Do we refinish it ourselves and try to sell it or get someone in to appraise it and then sell it?
I know nothing about furniture and their worth and even less about how appraisal works, and how much it would cost to get that done.

Does anyone have experience with this? Any help would be much appreciated.


----------



## humble_pie (Jun 7, 2009)

i'm no antique dealer, but i'm somewhat knowledgeable about antique pieces.

are you able to post a picturre. There's a far cry between a chair that was mass-produced in an art deco style & one made by a master cabinetmaker during the period that art deco bloomed, that is, during the first half of the 20th century.

appraisers are expensive, you'd hardly want to pay $100 to find out that the piece has garage sale written all over it.

you could research a lot yourself, certainly enough to know whether the piece can be profitably sold or not. I bet you'd be up to this !

first, turn the piece over & examine the underside. You're looking for a portion of bare unvarnished wood, because IDing the wood will tell you quite a lot about the chair. Is the wood grainy ? smooth ? a hardwood or a softwood ? what colour is it ?

you're also looking for old, worn labels glued on by firms such as the original manufacturer or firms that have re-upholstered or repaired the chair over the years.

now that you've had a look at the substructure, do the exposed upper wooden parts appear to be veneered over or are they heavily stained, as compared to the bare wood below ?

are you sure you have got an art deco piece & not a scandinavian modern, which was a wildly popular furniture style that began to be sold in canada in the late 1950s & 1960s. But the 2 styles are quite different.

lastly, please don't even think of refinishing the chair. All antiques are far more valuable with their original finishes.

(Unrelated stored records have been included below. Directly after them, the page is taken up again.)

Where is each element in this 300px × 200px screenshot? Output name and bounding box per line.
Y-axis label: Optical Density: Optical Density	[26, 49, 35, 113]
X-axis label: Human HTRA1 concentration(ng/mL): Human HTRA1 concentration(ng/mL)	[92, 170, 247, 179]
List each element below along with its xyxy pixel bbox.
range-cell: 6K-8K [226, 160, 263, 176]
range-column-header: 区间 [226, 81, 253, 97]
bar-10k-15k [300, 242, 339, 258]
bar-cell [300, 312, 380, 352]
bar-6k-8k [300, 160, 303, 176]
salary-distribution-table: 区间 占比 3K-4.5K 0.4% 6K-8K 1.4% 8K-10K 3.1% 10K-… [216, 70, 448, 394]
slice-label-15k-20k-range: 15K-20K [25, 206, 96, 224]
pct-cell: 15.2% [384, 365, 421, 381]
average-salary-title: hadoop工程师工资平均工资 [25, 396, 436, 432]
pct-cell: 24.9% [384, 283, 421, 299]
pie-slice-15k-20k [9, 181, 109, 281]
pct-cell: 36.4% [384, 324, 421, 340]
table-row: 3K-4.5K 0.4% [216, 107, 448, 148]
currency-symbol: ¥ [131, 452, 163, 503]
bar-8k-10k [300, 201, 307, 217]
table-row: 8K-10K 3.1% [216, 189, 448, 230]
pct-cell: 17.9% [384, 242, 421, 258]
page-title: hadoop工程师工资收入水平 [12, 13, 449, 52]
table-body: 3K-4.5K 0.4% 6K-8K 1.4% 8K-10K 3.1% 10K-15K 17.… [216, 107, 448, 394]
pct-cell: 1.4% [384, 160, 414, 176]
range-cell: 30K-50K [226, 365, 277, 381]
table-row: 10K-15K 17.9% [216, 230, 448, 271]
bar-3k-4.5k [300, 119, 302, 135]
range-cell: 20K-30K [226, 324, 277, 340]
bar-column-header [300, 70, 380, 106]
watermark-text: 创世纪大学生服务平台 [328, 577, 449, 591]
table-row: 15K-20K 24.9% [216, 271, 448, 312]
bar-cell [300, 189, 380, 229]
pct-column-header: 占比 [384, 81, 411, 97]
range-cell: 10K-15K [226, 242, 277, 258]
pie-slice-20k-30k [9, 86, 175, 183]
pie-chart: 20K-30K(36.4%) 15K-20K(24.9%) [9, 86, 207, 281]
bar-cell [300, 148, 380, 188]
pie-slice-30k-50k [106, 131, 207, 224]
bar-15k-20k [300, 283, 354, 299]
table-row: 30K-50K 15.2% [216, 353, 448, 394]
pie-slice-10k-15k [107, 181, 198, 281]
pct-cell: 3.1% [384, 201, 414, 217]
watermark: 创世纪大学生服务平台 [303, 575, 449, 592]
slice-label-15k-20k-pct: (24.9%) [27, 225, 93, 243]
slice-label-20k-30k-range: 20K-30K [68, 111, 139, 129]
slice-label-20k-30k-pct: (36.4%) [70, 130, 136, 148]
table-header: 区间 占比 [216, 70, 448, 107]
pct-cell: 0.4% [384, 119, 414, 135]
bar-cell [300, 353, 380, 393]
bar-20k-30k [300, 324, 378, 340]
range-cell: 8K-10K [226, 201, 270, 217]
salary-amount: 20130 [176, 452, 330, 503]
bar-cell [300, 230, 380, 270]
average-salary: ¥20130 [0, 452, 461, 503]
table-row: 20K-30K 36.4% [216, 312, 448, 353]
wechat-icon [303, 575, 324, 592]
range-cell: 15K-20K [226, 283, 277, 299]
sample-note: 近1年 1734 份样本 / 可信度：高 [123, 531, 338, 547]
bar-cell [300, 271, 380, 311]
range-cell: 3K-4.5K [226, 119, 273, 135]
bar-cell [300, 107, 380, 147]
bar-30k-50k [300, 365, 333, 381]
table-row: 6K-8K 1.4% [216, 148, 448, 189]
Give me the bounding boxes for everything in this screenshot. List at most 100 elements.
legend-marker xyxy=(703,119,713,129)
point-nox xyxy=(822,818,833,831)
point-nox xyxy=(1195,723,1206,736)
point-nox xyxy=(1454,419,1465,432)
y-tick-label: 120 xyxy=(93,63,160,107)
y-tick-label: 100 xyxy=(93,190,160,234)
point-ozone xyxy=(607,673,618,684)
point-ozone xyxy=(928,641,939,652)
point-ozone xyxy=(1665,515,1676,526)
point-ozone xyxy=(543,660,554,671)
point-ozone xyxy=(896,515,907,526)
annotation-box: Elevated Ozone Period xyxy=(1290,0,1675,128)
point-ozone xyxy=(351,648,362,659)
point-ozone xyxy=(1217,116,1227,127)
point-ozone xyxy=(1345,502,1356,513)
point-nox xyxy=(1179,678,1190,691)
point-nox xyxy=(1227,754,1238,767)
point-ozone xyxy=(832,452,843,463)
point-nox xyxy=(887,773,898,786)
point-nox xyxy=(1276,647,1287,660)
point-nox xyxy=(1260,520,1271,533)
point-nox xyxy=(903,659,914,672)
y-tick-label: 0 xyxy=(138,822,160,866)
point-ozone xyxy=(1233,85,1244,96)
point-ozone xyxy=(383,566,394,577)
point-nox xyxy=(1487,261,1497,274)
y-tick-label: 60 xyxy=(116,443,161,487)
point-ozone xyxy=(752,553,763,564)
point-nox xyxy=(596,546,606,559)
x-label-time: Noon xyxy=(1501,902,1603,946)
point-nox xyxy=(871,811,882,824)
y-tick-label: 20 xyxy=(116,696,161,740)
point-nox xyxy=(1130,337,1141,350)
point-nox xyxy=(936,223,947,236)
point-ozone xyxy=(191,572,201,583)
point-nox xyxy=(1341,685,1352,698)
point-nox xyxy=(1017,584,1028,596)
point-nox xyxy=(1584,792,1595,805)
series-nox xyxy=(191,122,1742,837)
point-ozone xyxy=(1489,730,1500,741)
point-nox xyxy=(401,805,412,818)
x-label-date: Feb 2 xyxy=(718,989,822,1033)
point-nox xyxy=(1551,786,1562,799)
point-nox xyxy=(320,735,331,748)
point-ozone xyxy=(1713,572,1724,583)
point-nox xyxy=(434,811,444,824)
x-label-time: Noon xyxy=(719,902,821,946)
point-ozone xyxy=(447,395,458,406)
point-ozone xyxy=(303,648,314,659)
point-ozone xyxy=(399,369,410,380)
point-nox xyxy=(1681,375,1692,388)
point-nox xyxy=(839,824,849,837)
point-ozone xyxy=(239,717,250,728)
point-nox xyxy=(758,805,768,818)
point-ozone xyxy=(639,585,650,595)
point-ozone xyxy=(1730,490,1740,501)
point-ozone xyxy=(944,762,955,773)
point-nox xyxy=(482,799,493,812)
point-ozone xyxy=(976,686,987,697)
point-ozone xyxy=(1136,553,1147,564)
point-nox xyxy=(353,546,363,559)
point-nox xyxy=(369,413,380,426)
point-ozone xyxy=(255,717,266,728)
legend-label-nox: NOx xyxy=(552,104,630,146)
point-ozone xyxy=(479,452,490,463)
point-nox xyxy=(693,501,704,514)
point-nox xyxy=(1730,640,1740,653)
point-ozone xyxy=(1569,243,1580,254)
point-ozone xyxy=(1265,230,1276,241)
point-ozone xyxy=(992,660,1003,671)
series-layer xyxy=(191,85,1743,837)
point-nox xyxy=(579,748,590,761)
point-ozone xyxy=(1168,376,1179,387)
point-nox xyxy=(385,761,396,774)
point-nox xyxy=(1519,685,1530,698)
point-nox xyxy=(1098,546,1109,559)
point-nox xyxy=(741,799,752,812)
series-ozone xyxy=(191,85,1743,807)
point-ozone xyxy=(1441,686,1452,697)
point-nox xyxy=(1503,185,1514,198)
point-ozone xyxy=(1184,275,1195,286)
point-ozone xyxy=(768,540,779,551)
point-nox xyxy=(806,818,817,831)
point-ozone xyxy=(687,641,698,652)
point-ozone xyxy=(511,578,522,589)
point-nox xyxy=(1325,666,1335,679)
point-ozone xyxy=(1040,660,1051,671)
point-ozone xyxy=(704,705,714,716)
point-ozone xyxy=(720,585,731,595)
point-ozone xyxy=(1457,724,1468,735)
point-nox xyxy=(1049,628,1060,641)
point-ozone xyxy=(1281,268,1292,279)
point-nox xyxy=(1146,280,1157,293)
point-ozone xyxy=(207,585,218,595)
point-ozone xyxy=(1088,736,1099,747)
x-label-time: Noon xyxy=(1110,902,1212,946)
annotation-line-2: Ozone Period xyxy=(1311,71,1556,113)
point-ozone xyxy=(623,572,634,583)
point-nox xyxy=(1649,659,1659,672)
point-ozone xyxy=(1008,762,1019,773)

Restoration repair should only be done by an expert. Even some cleaning jobs can harm an original finish, so best just to dust this item from time to time, until you know better what it actually is.


----------



## MoneyGal (Apr 24, 2009)

I'm not sure that the cost of an appraisal is merited except very infrequently. One quick way to determine the rough market cost of your item is to look for similar items on Craigslist - and track whether the listings disappear (all you can get from CL is asking prices, not sold prices). 

Very well-made pieces that are also in favour can command a high price. Art Deco is not a particularly sought-after style right now. If you find evidence that the piece is mass-made, you aren't looking at making a lot of money.


----------



## the-royal-mail (Dec 11, 2009)

Further to the above, also check on ebay, kijij, usedcalgary (or whatever city you're from) and other websites to see what stuff is selling for. I find the market for used furniture to be weak (IMO) unless it's made of real wood or is collectible. The stuff that most of us buy from big boxes isn't worth much at all. Again that's IMO.

I have a used couch and loveseat set here and I can't even get $75 for both of them in my own building. So I think I'll call a local charity that does free pickups for this sort of thing and can give or sell it to the less fortunate.


----------